By using the method of Lagrange multipliers, find the ML estimate of \({\bf p}\) under the restriction \(\sum_{j=1}^k p_j=1\).

  • The ML estimate of \({\bf p}\) is obtained from maximization of:

\[ SS({\bf p},\lambda) = \sum_{j=1}^k x_j \log (p_j) - \lambda \biggl( \sum_{j=1}^k p_j-1 \biggr) , \] that is, \[ \begin{array}{l} \frac{\partial}{\partial p_j} SS({\bf p},\lambda) = x_j \frac{1}{p_j} - \lambda = 0 \ \Leftrightarrow \ p_j = \frac{x_j}{\lambda}, \ j=1,\ldots,k \\ \frac{\partial}{\partial \lambda} SS({\bf p},\lambda) = \sum_{j=1}^k p_j - 1 = 0 \ \Leftrightarrow \ \sum_{j=1}^k p_j = 1 \\ \therefore \ \sum_{j=1}^k \frac{x_j}{\lambda} = 1 \ \Rightarrow \ \lambda=N \quad \text{and} \quad p_j = \frac{x_j}{N}. \end{array} \]
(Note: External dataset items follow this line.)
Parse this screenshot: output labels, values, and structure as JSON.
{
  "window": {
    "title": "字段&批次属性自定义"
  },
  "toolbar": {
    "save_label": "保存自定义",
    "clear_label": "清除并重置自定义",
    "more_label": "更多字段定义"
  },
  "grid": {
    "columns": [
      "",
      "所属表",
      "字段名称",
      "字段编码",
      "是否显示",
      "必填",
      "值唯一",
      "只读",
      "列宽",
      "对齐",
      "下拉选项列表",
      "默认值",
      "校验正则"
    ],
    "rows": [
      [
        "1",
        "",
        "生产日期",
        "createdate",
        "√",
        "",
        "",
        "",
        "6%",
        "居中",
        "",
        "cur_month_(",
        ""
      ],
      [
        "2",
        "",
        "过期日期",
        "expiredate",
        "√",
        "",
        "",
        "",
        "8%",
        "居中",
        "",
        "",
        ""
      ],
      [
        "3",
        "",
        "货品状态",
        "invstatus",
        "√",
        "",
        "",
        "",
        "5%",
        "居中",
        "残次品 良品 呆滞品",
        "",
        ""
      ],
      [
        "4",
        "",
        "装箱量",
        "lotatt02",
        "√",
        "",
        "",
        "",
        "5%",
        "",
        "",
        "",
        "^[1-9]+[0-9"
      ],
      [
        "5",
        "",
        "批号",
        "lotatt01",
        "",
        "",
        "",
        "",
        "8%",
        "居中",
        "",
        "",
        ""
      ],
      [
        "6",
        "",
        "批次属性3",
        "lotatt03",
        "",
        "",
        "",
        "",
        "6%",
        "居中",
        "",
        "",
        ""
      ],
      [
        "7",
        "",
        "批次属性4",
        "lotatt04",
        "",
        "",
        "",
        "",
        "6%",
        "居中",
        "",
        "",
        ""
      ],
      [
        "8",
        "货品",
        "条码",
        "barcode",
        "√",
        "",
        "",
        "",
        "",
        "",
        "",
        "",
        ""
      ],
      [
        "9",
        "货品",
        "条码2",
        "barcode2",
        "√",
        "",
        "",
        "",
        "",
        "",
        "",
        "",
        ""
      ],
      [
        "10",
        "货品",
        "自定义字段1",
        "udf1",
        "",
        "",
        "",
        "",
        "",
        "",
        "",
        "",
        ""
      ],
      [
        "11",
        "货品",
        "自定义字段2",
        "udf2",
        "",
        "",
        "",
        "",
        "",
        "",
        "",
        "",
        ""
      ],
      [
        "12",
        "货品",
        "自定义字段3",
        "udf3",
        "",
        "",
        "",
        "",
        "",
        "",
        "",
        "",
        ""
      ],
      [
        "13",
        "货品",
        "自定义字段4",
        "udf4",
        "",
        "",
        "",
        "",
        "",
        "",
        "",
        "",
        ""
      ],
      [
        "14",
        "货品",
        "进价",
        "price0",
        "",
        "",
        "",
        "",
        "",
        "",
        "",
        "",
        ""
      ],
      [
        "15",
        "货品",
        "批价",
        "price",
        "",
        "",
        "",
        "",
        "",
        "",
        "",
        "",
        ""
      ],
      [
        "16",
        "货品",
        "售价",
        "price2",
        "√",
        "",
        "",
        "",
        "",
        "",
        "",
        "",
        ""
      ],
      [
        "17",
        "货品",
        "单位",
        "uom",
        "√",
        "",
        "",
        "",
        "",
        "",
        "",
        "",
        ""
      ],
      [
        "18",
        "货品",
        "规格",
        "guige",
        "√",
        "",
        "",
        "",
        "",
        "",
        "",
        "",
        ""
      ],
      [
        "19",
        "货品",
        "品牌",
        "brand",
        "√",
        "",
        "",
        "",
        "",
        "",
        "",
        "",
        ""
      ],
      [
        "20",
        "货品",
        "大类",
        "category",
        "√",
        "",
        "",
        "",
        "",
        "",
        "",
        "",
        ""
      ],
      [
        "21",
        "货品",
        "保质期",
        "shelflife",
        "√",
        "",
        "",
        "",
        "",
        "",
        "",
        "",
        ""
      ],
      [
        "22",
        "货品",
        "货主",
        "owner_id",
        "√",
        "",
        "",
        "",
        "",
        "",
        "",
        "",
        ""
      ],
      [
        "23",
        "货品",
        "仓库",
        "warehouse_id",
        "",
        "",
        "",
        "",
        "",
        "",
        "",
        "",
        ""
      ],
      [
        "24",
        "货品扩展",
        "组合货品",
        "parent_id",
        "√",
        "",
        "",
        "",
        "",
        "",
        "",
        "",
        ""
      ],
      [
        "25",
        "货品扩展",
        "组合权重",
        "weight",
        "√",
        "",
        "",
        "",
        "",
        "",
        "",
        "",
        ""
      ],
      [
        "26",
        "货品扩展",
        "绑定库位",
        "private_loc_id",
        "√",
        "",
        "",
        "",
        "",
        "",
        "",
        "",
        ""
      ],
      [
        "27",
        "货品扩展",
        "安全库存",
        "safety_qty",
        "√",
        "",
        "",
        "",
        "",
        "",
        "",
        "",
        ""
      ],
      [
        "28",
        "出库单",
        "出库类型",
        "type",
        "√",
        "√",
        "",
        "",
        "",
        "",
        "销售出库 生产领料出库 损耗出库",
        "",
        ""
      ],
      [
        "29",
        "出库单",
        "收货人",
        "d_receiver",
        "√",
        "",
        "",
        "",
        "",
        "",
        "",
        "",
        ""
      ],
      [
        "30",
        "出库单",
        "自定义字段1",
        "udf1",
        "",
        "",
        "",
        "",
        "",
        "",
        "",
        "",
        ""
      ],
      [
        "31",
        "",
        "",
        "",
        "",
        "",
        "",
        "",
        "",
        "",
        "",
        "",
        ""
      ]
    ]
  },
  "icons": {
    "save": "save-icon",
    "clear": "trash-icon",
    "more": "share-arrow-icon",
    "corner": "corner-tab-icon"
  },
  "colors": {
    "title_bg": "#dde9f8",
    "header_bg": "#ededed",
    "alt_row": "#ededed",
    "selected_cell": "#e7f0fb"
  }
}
  • Assuming the corresponding Hessian matrix is positive definite, \(\widehat{\bf p} = \frac{1}{N} {\bf X}\) is the ML estimator and its estimate is
c(125,18,20,34)/197
## [1] 0.63451777 0.09137056 0.10152284 0.17258883


Example 3 - Newton-Raphson method

In the scenario of Exercise 2, suppose that the probabilities are related by a single parameter \(\theta\), \(p_1=\frac{1}{2} \!+\! \frac{1}{4}\theta\), \(p_2=p_3=\frac{1}{4} \!-\! \frac{1}{4}\theta\), \(p_4=\frac{1}{4}\theta\), \(0\leq \theta \leq 1\) (Gentle, 2002).

Write a program to determine the solution of ML estimation by Fisher scoring method starting with \(\theta^{(0)}=0.5\).

Hint: See also Example 2.3 from Silva (2020).

f <- function(x) {
  125*log((2+x)/4) + (18+20)*log((1-x)/4) + 34*log(x/4) 
}

f.prime <- function(x) {
  125/(2+x) - (18+20)/(1-x) + 34/x 
}

f.double.prime <- function(x) {
  -(197/4)*((1/(2+x)) + (2/(1-x)) + (1/x))
}

guess <- 0.5
tolerance <- .00001

root <- function(f.prime, f.double.prime, guess, tolerance) {
  x = guess
  while (abs(f.prime(x)) > tolerance) {
    x = x - f.prime(x)/f.double.prime(x)
    print(paste(x, "has been processed"))
  }
  x
}

root(f.prime, f.double.prime, guess, tolerance)
## [1] "0.633248730964467 has been processed"
## [1] "0.626534069269729 has been processed"
## [1] "0.626834428415782 has been processed"
## [1] "0.626820916319874 has been processed"
## [1] "0.626821524026551 has been processed"
## [1] 0.6268215


References:

Gentle, J.E. (2002). Elements of Computational Statistics. Springer, New York.

Rizzo, M.L. (2019). Statistical Computing with R, 2nd edition. Chapman and Hall/CRC.

Ross, S.M. (2009). Introduction to Probability and Statistics for Engineers and Scientists, 4th edition. Elsevier/Academic Press.

Silva, G.L. (2023). Lecture Notes on Computational Statistics, with Exercises. IST, Lisbon.